La consolle principale è già occupata dal padrone di casa herr Sven Vath che intrattiene il pubblico con sonorità più cariche di quelle della zona blue, ma che in un certo senso ne condividono l’alone acid. I dischi, come tipico di Sven, vengono lasciati per quasi l’intera durata e sono tutti potenziali hits da topsellers.
Per quel che ci riguarda però preferiamo il clima underground dell’altro palco e quindi torniamo a sentire il Dj Cileno.
Villalobos fomenta il pubblico alternando i suoi classici ritmi minimali contaminati da suoni house aperti e funky, ad atmosfere più deep e mentali in previsione del fatto che dopo di lui ci sarà il live di Guy Gerber.
L’elemento che ci tiene incollati a questo palco è da individuarsi proprio nel fatto che ogni esibizione appare come un tassello di un unico lunghissimo set; ogni Dj non solo si limita al proprio ruolo si Star del mixer, ma con grande umiltà e perizia fa il warm up per l’artista successivo.
Succede allora che un producer come l’Israeliano Gerber, con la sua minimal progressive, riesca a seguire naturalmente le orme di Ricardo dal quale differisce completamente.
Il nuovo acquisto di casa Cocoon accompagna la nostra cena a base di patatine e bratwurst caricandoci per il set conclusivo di Raresh.
Ho già avuto modo di testare la bravura del giovane protetto di Villalobos al Time Warp e, come già dissi allora, il ragazzo è realmente capace e anche in questa occasione me lo conferma, proponendo dischi dal groove solare e suoni presi all’house ma deformati da quello strano specchio che è la techno minimale.

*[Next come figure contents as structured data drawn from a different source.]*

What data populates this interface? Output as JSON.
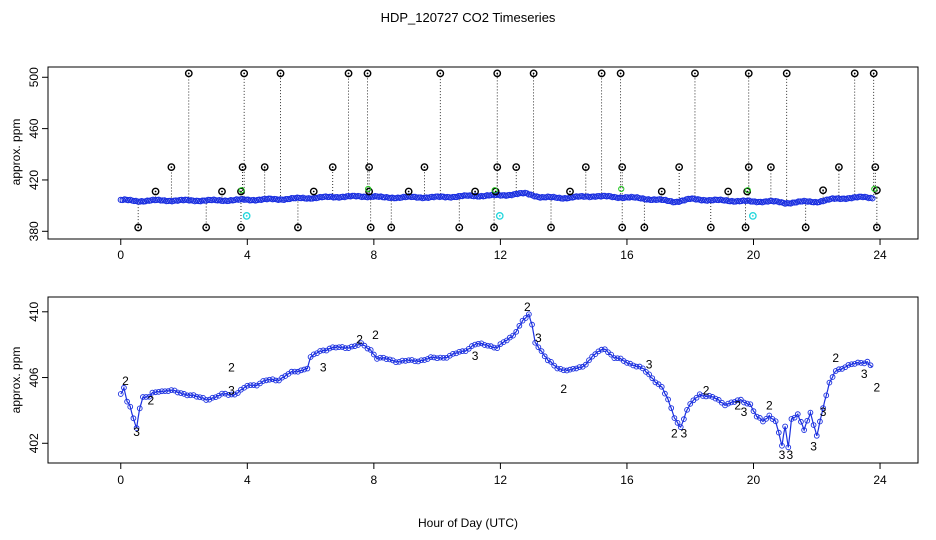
{
  "chart_data": [
    {
      "type": "scatter",
      "panel": "top",
      "title": "HDP_120727  CO2 Timeseries",
      "xlabel": "",
      "ylabel": "approx. ppm",
      "xlim": [
        -2.3,
        25.2
      ],
      "ylim": [
        374,
        508
      ],
      "xticks": [
        0,
        4,
        8,
        12,
        16,
        20,
        24
      ],
      "yticks": [
        380,
        420,
        460,
        500
      ],
      "ytick_labels": [
        "380",
        "420",
        "460",
        "500"
      ],
      "colors": {
        "series": "#1a2fe0",
        "high": "#000000",
        "low": "#000000",
        "cyan": "#22d6dc",
        "green": "#22c81e"
      },
      "baseline": [
        [
          0,
          404.5
        ],
        [
          0.5,
          403.5
        ],
        [
          1,
          404
        ],
        [
          2,
          404
        ],
        [
          3,
          404
        ],
        [
          4,
          404.5
        ],
        [
          5,
          405
        ],
        [
          6,
          406
        ],
        [
          7,
          407
        ],
        [
          8,
          407.2
        ],
        [
          8.3,
          406.2
        ],
        [
          9,
          406.5
        ],
        [
          10,
          406.5
        ],
        [
          11,
          407.5
        ],
        [
          12,
          408
        ],
        [
          12.8,
          409.5
        ],
        [
          13.3,
          406.5
        ],
        [
          14,
          406
        ],
        [
          15,
          407.5
        ],
        [
          15.7,
          406.5
        ],
        [
          16,
          406.5
        ],
        [
          17,
          404.5
        ],
        [
          17.5,
          403
        ],
        [
          18,
          405
        ],
        [
          19,
          404
        ],
        [
          19.7,
          403.5
        ],
        [
          20,
          403
        ],
        [
          20.5,
          403.5
        ],
        [
          21,
          402
        ],
        [
          21.5,
          403
        ],
        [
          22,
          403
        ],
        [
          22.5,
          405
        ],
        [
          23,
          406
        ],
        [
          23.5,
          406.5
        ],
        [
          23.8,
          406
        ]
      ],
      "high_points": [
        2.15,
        3.9,
        5.05,
        7.2,
        7.8,
        10.1,
        11.9,
        13.05,
        15.2,
        15.8,
        18.15,
        19.85,
        21.05,
        23.2,
        23.8
      ],
      "mid_points": [
        [
          1.6,
          430
        ],
        [
          3.85,
          430
        ],
        [
          4.55,
          430
        ],
        [
          6.7,
          430
        ],
        [
          7.85,
          430
        ],
        [
          9.6,
          430
        ],
        [
          11.9,
          430
        ],
        [
          12.5,
          430
        ],
        [
          14.7,
          430
        ],
        [
          15.85,
          430
        ],
        [
          17.65,
          430
        ],
        [
          19.85,
          430
        ],
        [
          20.55,
          430
        ],
        [
          22.7,
          430
        ],
        [
          23.85,
          430
        ],
        [
          1.1,
          411
        ],
        [
          3.2,
          411
        ],
        [
          3.8,
          411
        ],
        [
          6.1,
          411
        ],
        [
          7.85,
          411
        ],
        [
          9.1,
          411
        ],
        [
          11.2,
          411
        ],
        [
          11.85,
          411
        ],
        [
          14.2,
          411
        ],
        [
          17.1,
          411
        ],
        [
          19.2,
          411
        ],
        [
          19.8,
          411
        ],
        [
          22.2,
          412
        ],
        [
          23.9,
          412
        ]
      ],
      "low_points": [
        0.55,
        2.7,
        3.8,
        5.6,
        7.9,
        8.55,
        10.7,
        11.8,
        13.6,
        15.85,
        16.55,
        18.65,
        19.75,
        21.65,
        23.9
      ],
      "cyan_points": [
        [
          3.98,
          392
        ],
        [
          11.98,
          392
        ],
        [
          19.98,
          392
        ]
      ],
      "green_points": [
        [
          7.82,
          413
        ],
        [
          15.82,
          413
        ],
        [
          23.82,
          413
        ],
        [
          3.82,
          412
        ],
        [
          11.82,
          412
        ],
        [
          19.82,
          412
        ]
      ]
    },
    {
      "type": "line",
      "panel": "bottom",
      "title": "",
      "xlabel": "Hour of Day (UTC)",
      "ylabel": "approx. ppm",
      "xlim": [
        -2.3,
        25.2
      ],
      "ylim": [
        400.8,
        410.9
      ],
      "xticks": [
        0,
        4,
        8,
        12,
        16,
        20,
        24
      ],
      "xtick_labels": [
        "0",
        "4",
        "8",
        "12",
        "16",
        "20",
        "24"
      ],
      "yticks": [
        402,
        406,
        410
      ],
      "ytick_labels": [
        "402",
        "406",
        "410"
      ],
      "point_labels": [
        "2",
        "3"
      ],
      "colors": {
        "line": "#1a2fe0",
        "label2": "#22c81e",
        "label3": "#1a2fe0"
      },
      "series": [
        [
          0,
          405
        ],
        [
          0.1,
          405.3
        ],
        [
          0.2,
          404.5
        ],
        [
          0.3,
          404.2
        ],
        [
          0.4,
          403.5
        ],
        [
          0.5,
          403
        ],
        [
          0.6,
          404.2
        ],
        [
          0.7,
          404.8
        ],
        [
          0.9,
          404.8
        ],
        [
          1,
          405
        ],
        [
          1.2,
          405.2
        ],
        [
          1.5,
          405.2
        ],
        [
          1.8,
          405.1
        ],
        [
          2.1,
          405
        ],
        [
          2.4,
          404.8
        ],
        [
          2.7,
          404.7
        ],
        [
          3,
          404.8
        ],
        [
          3.3,
          405
        ],
        [
          3.6,
          405
        ],
        [
          3.9,
          405.3
        ],
        [
          4,
          405.5
        ],
        [
          4.3,
          405.6
        ],
        [
          4.6,
          405.8
        ],
        [
          5,
          405.9
        ],
        [
          5.3,
          406.2
        ],
        [
          5.6,
          406.4
        ],
        [
          5.9,
          406.6
        ],
        [
          6,
          407.2
        ],
        [
          6.3,
          407.6
        ],
        [
          6.6,
          407.8
        ],
        [
          7,
          407.8
        ],
        [
          7.3,
          407.9
        ],
        [
          7.6,
          408
        ],
        [
          7.9,
          407.7
        ],
        [
          8.1,
          407.2
        ],
        [
          8.4,
          407.1
        ],
        [
          8.8,
          407
        ],
        [
          9.2,
          407
        ],
        [
          9.6,
          407.1
        ],
        [
          10,
          407.2
        ],
        [
          10.4,
          407.3
        ],
        [
          10.8,
          407.6
        ],
        [
          11.2,
          408
        ],
        [
          11.6,
          408
        ],
        [
          11.9,
          407.8
        ],
        [
          12.1,
          408.1
        ],
        [
          12.4,
          408.6
        ],
        [
          12.7,
          409.4
        ],
        [
          12.9,
          409.8
        ],
        [
          13,
          409.2
        ],
        [
          13.1,
          408.2
        ],
        [
          13.3,
          407.6
        ],
        [
          13.5,
          407
        ],
        [
          13.8,
          406.6
        ],
        [
          14.2,
          406.4
        ],
        [
          14.6,
          406.7
        ],
        [
          15,
          407.4
        ],
        [
          15.3,
          407.8
        ],
        [
          15.6,
          407.2
        ],
        [
          15.9,
          407
        ],
        [
          16.2,
          406.8
        ],
        [
          16.5,
          406.5
        ],
        [
          16.8,
          406
        ],
        [
          17.1,
          405.4
        ],
        [
          17.3,
          404.6
        ],
        [
          17.5,
          403.6
        ],
        [
          17.7,
          403
        ],
        [
          17.9,
          404
        ],
        [
          18.1,
          404.6
        ],
        [
          18.3,
          405
        ],
        [
          18.5,
          404.9
        ],
        [
          18.8,
          404.7
        ],
        [
          19.1,
          404.4
        ],
        [
          19.4,
          404.5
        ],
        [
          19.6,
          404.6
        ],
        [
          19.9,
          404.4
        ],
        [
          20.1,
          403.6
        ],
        [
          20.3,
          403.3
        ],
        [
          20.5,
          403.7
        ],
        [
          20.7,
          403.4
        ],
        [
          20.8,
          402.6
        ],
        [
          20.9,
          401.8
        ],
        [
          21,
          403
        ],
        [
          21.1,
          401.7
        ],
        [
          21.2,
          403.5
        ],
        [
          21.4,
          403.8
        ],
        [
          21.6,
          402.8
        ],
        [
          21.8,
          403.8
        ],
        [
          22,
          402.5
        ],
        [
          22.2,
          404.2
        ],
        [
          22.4,
          405.6
        ],
        [
          22.6,
          406.4
        ],
        [
          22.9,
          406.7
        ],
        [
          23.2,
          406.8
        ],
        [
          23.6,
          407
        ],
        [
          23.8,
          406.5
        ]
      ],
      "label2_points": [
        [
          0.15,
          405.8
        ],
        [
          0.95,
          404.6
        ],
        [
          3.5,
          406.6
        ],
        [
          7.55,
          408.3
        ],
        [
          8.05,
          408.6
        ],
        [
          12.85,
          410.3
        ],
        [
          14,
          405.3
        ],
        [
          17.5,
          402.6
        ],
        [
          18.5,
          405.2
        ],
        [
          19.5,
          404.3
        ],
        [
          20.5,
          404.3
        ],
        [
          22.6,
          407.2
        ],
        [
          23.9,
          405.4
        ]
      ],
      "label3_points": [
        [
          0.5,
          402.7
        ],
        [
          3.5,
          405.2
        ],
        [
          6.4,
          406.6
        ],
        [
          11.2,
          407.3
        ],
        [
          13.2,
          408.4
        ],
        [
          16.7,
          406.8
        ],
        [
          17.8,
          402.6
        ],
        [
          19.7,
          403.9
        ],
        [
          20.9,
          401.3
        ],
        [
          21.15,
          401.3
        ],
        [
          21.9,
          401.8
        ],
        [
          22.2,
          403.9
        ],
        [
          23.5,
          406.2
        ]
      ]
    }
  ]
}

Balliamo di gusto vengono con i fuochi artificiali che tingono di rosso, viola e colori dorati il cielo ormai buio, mentre nel main stage i giochi laser stanno ricreando una dimensione parallela…

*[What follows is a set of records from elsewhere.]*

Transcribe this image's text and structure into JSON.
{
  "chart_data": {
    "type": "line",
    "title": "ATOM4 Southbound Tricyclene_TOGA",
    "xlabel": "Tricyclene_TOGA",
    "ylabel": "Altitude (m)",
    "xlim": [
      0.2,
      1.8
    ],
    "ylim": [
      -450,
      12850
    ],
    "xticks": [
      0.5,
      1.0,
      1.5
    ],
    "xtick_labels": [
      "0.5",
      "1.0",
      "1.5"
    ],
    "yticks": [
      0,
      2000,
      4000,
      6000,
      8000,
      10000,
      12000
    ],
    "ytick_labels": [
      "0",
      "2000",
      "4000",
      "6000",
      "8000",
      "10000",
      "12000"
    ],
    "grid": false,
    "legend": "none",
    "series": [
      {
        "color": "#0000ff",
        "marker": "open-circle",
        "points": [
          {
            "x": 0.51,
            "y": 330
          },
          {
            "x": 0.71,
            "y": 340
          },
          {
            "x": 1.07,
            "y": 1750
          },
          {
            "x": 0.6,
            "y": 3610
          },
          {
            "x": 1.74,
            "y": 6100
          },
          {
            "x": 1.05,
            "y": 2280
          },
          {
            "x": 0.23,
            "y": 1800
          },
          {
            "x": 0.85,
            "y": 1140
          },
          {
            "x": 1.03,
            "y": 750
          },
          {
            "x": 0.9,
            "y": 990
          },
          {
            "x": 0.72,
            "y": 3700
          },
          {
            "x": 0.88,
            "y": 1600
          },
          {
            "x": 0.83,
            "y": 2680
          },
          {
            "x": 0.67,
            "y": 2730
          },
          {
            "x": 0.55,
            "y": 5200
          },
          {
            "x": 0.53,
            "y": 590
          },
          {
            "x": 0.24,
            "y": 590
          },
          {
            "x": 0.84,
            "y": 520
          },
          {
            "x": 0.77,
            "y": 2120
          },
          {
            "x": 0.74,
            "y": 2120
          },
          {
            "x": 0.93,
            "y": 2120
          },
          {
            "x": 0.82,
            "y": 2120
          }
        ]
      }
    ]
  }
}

Al termine del set di Raresh, sono le dieci e un quarto, corriamo per cercare di sentire gli ultimi dischi di Sven che però non solo ha terminato, ma sta anche finendo il suo discorso di chiusura della festa.
Non ci resta allora che uscire e prendere la metropolitana per l’after al Cocoon club.
I miei amici non erano mai stati al Cocoon e devo ammettere che un pò li invidiavo, perchè il club di Francoforte è un luogo che ti piacerebbe scoprire tutte le volte come fosse sempre la prima: rimanere a bocca aperta per il design all’avanguardia, per la sua forma a diamante, per l’impianto assurdamente perfetto, per la consolle a forma di Ufo…
E a pilotare il disco volante ritroviamo proprio Raresh, stavolta in back to back con Chris Tietjen.
Alle due promesse del Djing è affidato l’arduo compito di non far rimpiangere il party pomeridiano, ma mentre il figlioccio del Villa (incredibile come gli somigli nelle movenze e negli atteggiamenti…) continua a sfoggiare tutta la sua classe, il resident del Cocoon non sembra essere in perfetta condizione sbagliando molti passaggi e selezionando dischi troppo pompati che vanno a stonare su quelli proposti dall’altro Dj.
Insieme a tutti gli amici incontrati sorridiamo e balliamo felici fino a quando alle tre del mattino dobbiamo andare via, il nostro volo è alle otto.
Durante i festival come questo i deboli diventeranno anche eroi, per citare l’ultimo disco messo sul piatto da Robag Wruhme (The Streets “Weak become heroes”), ma adesso non ci resta che fare come Superman: rinforcare gli occhiali per ridiventare Clarck Kent e tornare alla routine di tutti i giorni.